Gemma’s design rejects a traditional dome in favor of a synthesized architectural form that maximizes usable space and responds to the stark geographic context. Its continuously faceted shape reflects the surrounding landform, and terraced concrete platforms transition between the summit’s bedrock and the building foundation, knitting together natural and man-made landscapes.
An unconventional pattern of lock-seamed zinc cladding mediates between the irregular site topography and the building’s geometry, reflecting Gemma’s orientation to both geological and celestial landmarks. Its dimension, color, and patina evoke a material relationship to the gray granite outcroppings, while its heat transfer capability facilitates sky observation by minimizing temperature differential distortion.
As a counterpoint to the exterior and its context, the interior is lined with fir plywood, creating a haven of refuge and warmth from the harsh surroundings. The first floor is comprised of a research office, sleeping bunk, and warming room, and is super-insulated to prevent interior/exterior temperature differentials from creating heat eddies that would impede astronomical viewing.
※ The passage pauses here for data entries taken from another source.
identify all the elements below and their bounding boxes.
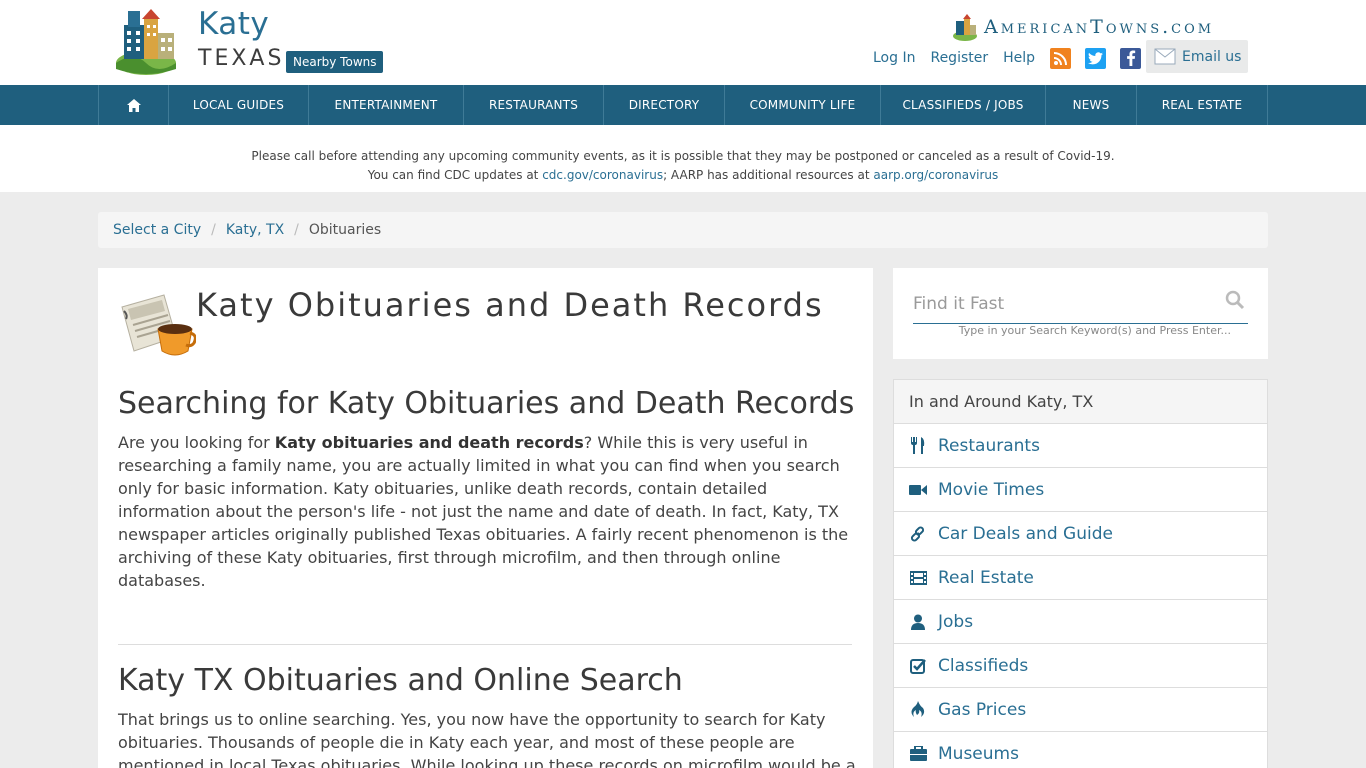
- page-title: Katy Obituaries and Death Records: [196, 286, 824, 324]
- around-item-label: Gas Prices: [938, 699, 1027, 720]
- fork-knife-icon: [909, 437, 927, 455]
- around-item-car-deals[interactable]: Car Deals and Guide: [894, 512, 1267, 556]
- notice-line-1: Please call before attending any upcomin…: [251, 149, 1115, 163]
- brand-name: AmericanTowns.com: [984, 16, 1215, 38]
- nav-local-guides[interactable]: LOCAL GUIDES: [169, 85, 309, 125]
- twitter-icon[interactable]: [1085, 47, 1107, 69]
- around-item-restaurants[interactable]: Restaurants: [894, 424, 1267, 468]
- main-content: Katy Obituaries and Death Records Search…: [98, 268, 873, 768]
- breadcrumb-select-city[interactable]: Select a City: [113, 222, 201, 238]
- breadcrumb-katy[interactable]: Katy, TX: [226, 222, 284, 238]
- around-item-label: Restaurants: [938, 435, 1040, 456]
- facebook-icon[interactable]: [1120, 47, 1142, 69]
- login-link[interactable]: Log In: [873, 50, 915, 66]
- section-divider: [118, 644, 852, 645]
- around-item-classifieds[interactable]: Classifieds: [894, 644, 1267, 688]
- section-heading-searching: Searching for Katy Obituaries and Death …: [118, 386, 855, 421]
- nav-directory[interactable]: DIRECTORY: [604, 85, 725, 125]
- help-link[interactable]: Help: [1003, 50, 1035, 66]
- site-header: Katy TEXAS Nearby Towns AmericanTowns.co…: [0, 0, 1366, 85]
- nav-home[interactable]: [99, 85, 169, 125]
- top-links: Log In Register Help: [873, 47, 1155, 69]
- nav-real-estate[interactable]: REAL ESTATE: [1137, 85, 1268, 125]
- fire-icon: [909, 701, 927, 719]
- breadcrumb-separator: /: [211, 222, 216, 238]
- nav-restaurants[interactable]: RESTAURANTS: [464, 85, 604, 125]
- nav-classifieds-jobs[interactable]: CLASSIFIEDS / JOBS: [881, 85, 1046, 125]
- around-item-label: Movie Times: [938, 479, 1045, 500]
- email-us-button[interactable]: Email us: [1146, 40, 1248, 73]
- aarp-link[interactable]: aarp.org/coronavirus: [873, 168, 998, 182]
- town-logo-icon[interactable]: [114, 7, 178, 75]
- bold-phrase: Katy obituaries and death records: [274, 433, 584, 452]
- rss-icon[interactable]: [1050, 47, 1072, 69]
- search-hint: Type in your Search Keyword(s) and Press…: [958, 324, 1231, 337]
- around-item-museums[interactable]: Museums: [894, 732, 1267, 768]
- nav-community-life[interactable]: COMMUNITY LIFE: [725, 85, 881, 125]
- around-item-label: Car Deals and Guide: [938, 523, 1113, 544]
- link-icon: [909, 525, 927, 543]
- breadcrumb-separator: /: [294, 222, 299, 238]
- briefcase-icon: [909, 745, 927, 763]
- around-item-label: Real Estate: [938, 567, 1034, 588]
- breadcrumb-current: Obituaries: [308, 222, 382, 238]
- nav-entertainment[interactable]: ENTERTAINMENT: [309, 85, 464, 125]
- in-and-around-panel: In and Around Katy, TX Restaurants Movie…: [893, 379, 1268, 768]
- newspaper-coffee-icon: [121, 294, 196, 356]
- americantowns-logo-icon: [953, 14, 977, 41]
- video-camera-icon: [909, 481, 927, 499]
- section-paragraph-searching: Are you looking for Katy obituaries and …: [118, 433, 849, 590]
- home-icon: [126, 98, 141, 112]
- search-card: Type in your Search Keyword(s) and Press…: [893, 268, 1268, 359]
- email-us-label: Email us: [1182, 48, 1242, 65]
- covid-notice: Please call before attending any upcomin…: [0, 125, 1366, 192]
- city-name[interactable]: Katy: [198, 6, 269, 42]
- around-item-movie-times[interactable]: Movie Times: [894, 468, 1267, 512]
- nearby-towns-button[interactable]: Nearby Towns: [286, 51, 384, 73]
- person-icon: [909, 613, 927, 631]
- nav-news[interactable]: NEWS: [1046, 85, 1137, 125]
- notice-line-2: You can find CDC updates at cdc.gov/coro…: [367, 168, 999, 182]
- section-heading-online-search: Katy TX Obituaries and Online Search: [118, 663, 683, 698]
- americantowns-brand[interactable]: AmericanTowns.com: [952, 12, 1214, 42]
- envelope-icon: [1154, 48, 1176, 65]
- cdc-link[interactable]: cdc.gov/coronavirus: [542, 168, 663, 182]
- breadcrumb: Select a City / Katy, TX / Obituaries: [98, 212, 1268, 248]
- register-link[interactable]: Register: [930, 50, 988, 66]
- state-name[interactable]: TEXAS: [198, 46, 284, 71]
- main-nav: LOCAL GUIDES ENTERTAINMENT RESTAURANTS D…: [0, 85, 1366, 125]
- check-square-icon: [909, 657, 927, 675]
- around-item-label: Jobs: [938, 611, 974, 632]
- search-icon[interactable]: [1225, 290, 1245, 310]
- around-item-real-estate[interactable]: Real Estate: [894, 556, 1267, 600]
- film-strip-icon: [909, 569, 927, 587]
- search-input[interactable]: [913, 284, 1248, 324]
- in-and-around-heading: In and Around Katy, TX: [894, 380, 1267, 424]
- section-paragraph-online-search: That brings us to online searching. Yes,…: [118, 710, 856, 768]
- around-item-gas-prices[interactable]: Gas Prices: [894, 688, 1267, 732]
- around-item-jobs[interactable]: Jobs: [894, 600, 1267, 644]
- around-item-label: Classifieds: [938, 655, 1029, 676]
- around-item-label: Museums: [938, 743, 1019, 764]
A helical stair leads from the cantilevered entry canopy to a fissure in the cladding that opens onto the exterior observation deck. Continuing, the stair arrives at the observatory’s primary viewing platform inside the faceted turret, its interior characterized by high ceilings, a larger telescope, and a camera array. A single person can rotate this turret by hand with an assembly typically used in high-precision manufacturing facilities, and a hand-cranked sliding hatch opens the telescope to the sky. A rift in the zinc cladding creates a corner window, framing Polaris when the turret is locked into the southern cardinal position.